Okay, what brought on this latest rant? I just read a piece in Salon about the travails of a midlist author. The anonymous writer seems like somebody who should be able to make a living at what she does from the facts that she presents (editor comments, reader comments, awards etc.) Her books seem to always grab an editor, agent or a publisher which is notoriously difficult. Her readers seem to be dedicated - but she just doesn't have enough of them - always in the low ten thousands. She doesn't make back her advances, which puts her in a negative feedback loop where the publishers won't market her, which leads to worse sales leading to not making back even the lower advance etc. She seems to be doing all the right things, but she is not getting anywhere and may stop writing.

You probably know where I put the blame - the winner-take-all star culture. Now, every author should not be guaranteed of everything that they want. But how do we foster growth of our culture if talented but not breakout or celebrity authors cannot make a living? Or to look at it another way - from the reader's perspective. I would love to be able to find quirky first novels or midcareer novels of somebody I hadn't heard of before or local authors if there was a way to find out about them. I subscribe to about 5 periodicals that carry book reviews. The overlap between them is about 100%. In other words, the same books are reviewed in all of them. It is nearly impossible for me to find out about the other 99% of the books out there that I would love to read. I have thought of subscribing to the Library Journal or Kirkus Reviews just so I can read blurbs about likely novels that will not receive any other press.
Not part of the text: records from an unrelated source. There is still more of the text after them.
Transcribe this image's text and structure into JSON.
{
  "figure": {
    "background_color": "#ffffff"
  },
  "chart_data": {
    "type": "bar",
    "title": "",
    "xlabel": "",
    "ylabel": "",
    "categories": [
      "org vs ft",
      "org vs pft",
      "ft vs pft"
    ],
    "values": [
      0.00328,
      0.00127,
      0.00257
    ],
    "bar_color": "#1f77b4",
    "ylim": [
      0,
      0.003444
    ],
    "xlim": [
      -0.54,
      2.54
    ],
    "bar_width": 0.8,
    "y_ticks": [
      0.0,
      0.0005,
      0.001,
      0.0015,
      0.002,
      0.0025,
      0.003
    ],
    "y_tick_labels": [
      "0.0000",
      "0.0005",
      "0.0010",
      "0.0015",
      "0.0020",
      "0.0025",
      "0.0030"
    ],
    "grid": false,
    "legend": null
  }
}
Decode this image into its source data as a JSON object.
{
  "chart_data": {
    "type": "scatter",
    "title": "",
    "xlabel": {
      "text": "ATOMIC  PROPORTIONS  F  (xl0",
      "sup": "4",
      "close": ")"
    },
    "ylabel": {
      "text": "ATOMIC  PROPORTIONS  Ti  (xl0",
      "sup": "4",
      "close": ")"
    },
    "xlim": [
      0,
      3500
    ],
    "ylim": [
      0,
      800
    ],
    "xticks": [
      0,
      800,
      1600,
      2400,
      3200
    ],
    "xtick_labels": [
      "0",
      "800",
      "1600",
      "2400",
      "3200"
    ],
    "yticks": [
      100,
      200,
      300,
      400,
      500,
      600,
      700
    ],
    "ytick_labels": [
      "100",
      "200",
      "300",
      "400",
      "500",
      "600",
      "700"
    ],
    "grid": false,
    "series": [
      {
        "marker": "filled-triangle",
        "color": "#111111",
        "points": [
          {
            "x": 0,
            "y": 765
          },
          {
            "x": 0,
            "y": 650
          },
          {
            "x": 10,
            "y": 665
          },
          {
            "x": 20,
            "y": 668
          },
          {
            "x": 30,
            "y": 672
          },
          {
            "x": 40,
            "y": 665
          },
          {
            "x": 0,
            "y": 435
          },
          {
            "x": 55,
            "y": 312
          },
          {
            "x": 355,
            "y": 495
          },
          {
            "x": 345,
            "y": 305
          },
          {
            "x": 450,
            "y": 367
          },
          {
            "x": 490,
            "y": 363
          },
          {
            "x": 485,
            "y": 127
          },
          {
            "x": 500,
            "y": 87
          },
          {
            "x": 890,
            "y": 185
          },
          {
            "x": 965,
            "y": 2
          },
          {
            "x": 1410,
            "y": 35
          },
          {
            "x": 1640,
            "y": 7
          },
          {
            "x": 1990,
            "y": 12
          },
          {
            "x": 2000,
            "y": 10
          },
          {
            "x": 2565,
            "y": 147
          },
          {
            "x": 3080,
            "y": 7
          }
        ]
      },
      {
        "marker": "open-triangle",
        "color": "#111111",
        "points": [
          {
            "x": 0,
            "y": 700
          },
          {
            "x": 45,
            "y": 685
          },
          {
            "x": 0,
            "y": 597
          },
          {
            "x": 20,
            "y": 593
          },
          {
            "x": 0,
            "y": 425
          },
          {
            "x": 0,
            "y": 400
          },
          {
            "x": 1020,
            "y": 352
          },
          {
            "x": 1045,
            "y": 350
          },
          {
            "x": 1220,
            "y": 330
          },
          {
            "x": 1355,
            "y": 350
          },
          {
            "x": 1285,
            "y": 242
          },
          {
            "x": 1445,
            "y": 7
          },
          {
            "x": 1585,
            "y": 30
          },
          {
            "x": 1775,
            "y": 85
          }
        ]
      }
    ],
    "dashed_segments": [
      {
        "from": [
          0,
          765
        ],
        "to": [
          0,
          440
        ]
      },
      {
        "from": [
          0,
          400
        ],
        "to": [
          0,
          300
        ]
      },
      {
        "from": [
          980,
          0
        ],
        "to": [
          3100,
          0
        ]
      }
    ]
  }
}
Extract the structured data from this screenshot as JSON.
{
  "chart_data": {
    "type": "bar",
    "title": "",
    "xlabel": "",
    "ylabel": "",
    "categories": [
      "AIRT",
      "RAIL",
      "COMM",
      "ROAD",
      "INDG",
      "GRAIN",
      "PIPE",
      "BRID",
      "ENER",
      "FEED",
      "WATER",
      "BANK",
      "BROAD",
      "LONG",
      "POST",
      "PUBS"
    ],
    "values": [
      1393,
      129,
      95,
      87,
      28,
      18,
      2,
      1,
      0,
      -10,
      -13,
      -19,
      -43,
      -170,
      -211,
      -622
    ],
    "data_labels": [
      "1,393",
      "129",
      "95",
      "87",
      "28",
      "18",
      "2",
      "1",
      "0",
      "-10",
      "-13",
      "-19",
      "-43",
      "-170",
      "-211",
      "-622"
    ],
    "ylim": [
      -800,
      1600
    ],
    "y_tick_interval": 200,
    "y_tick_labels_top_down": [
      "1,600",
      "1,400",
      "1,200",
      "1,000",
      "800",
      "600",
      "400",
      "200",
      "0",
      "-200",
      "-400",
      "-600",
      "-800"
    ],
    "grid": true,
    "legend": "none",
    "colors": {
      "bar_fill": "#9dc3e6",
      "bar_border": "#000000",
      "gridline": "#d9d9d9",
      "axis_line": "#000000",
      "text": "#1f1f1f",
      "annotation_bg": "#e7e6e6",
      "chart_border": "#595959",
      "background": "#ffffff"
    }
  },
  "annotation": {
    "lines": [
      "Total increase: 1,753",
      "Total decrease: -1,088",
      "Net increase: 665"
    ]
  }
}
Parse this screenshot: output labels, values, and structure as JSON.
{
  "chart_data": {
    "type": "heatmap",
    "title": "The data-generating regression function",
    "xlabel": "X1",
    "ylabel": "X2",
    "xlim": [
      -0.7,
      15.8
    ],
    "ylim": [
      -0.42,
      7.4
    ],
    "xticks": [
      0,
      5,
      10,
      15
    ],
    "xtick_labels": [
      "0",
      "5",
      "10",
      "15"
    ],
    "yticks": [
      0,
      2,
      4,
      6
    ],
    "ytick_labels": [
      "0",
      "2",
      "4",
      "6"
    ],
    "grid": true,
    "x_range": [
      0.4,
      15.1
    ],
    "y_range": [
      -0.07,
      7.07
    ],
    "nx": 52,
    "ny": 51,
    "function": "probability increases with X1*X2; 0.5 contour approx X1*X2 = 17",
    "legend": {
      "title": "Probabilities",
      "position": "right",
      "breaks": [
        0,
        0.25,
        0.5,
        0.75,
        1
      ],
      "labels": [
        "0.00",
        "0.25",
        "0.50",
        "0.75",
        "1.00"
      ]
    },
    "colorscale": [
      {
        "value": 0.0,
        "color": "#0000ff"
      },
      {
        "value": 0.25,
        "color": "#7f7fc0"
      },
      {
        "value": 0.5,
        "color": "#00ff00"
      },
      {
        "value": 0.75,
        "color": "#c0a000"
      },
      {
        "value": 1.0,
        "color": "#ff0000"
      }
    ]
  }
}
So isn't the point of the efficient marketplace that sellers can hook up with buyers that want what they have? I mean it works for commodities - hence the WalMarts. But the market does exist for the non-stars! When given a chance, the Salon midlist author sold respectably. And I really doubt the difference between Dan Brown's tax return (#7 on the NY Times list) and the midlist writer in Salon is in pure quality. No, it has more to with marketing budgets, product placement in Barnes and Noble, blah-blah-blah. I feel like starting a website of reviews for unpublicized, neglected books, because that is what I would like to see and one way to get what you want is do it yourself.

P.S. After writing the above, I read the companion story in Salon where she gives five steps on how to reverse the trend (and proved her worth of a writer by saying in one sentence what took me far too many words: "If you're outraged because you'd rather live in a world of farmer's markets and local bookstores than a world of Wal-Marts and Bland & Ignoble superstores, here are a few things you can do."). The main thing is to frequent your local independent bookstore. Which I will do. I am going to go to Fremont Place Books and ask them for a recommendation on a new, little publicized new novel. I'll blog what I come up with. And my violinist neighbor is performing this Wednesday, and I am going to put my local preachiness in practice.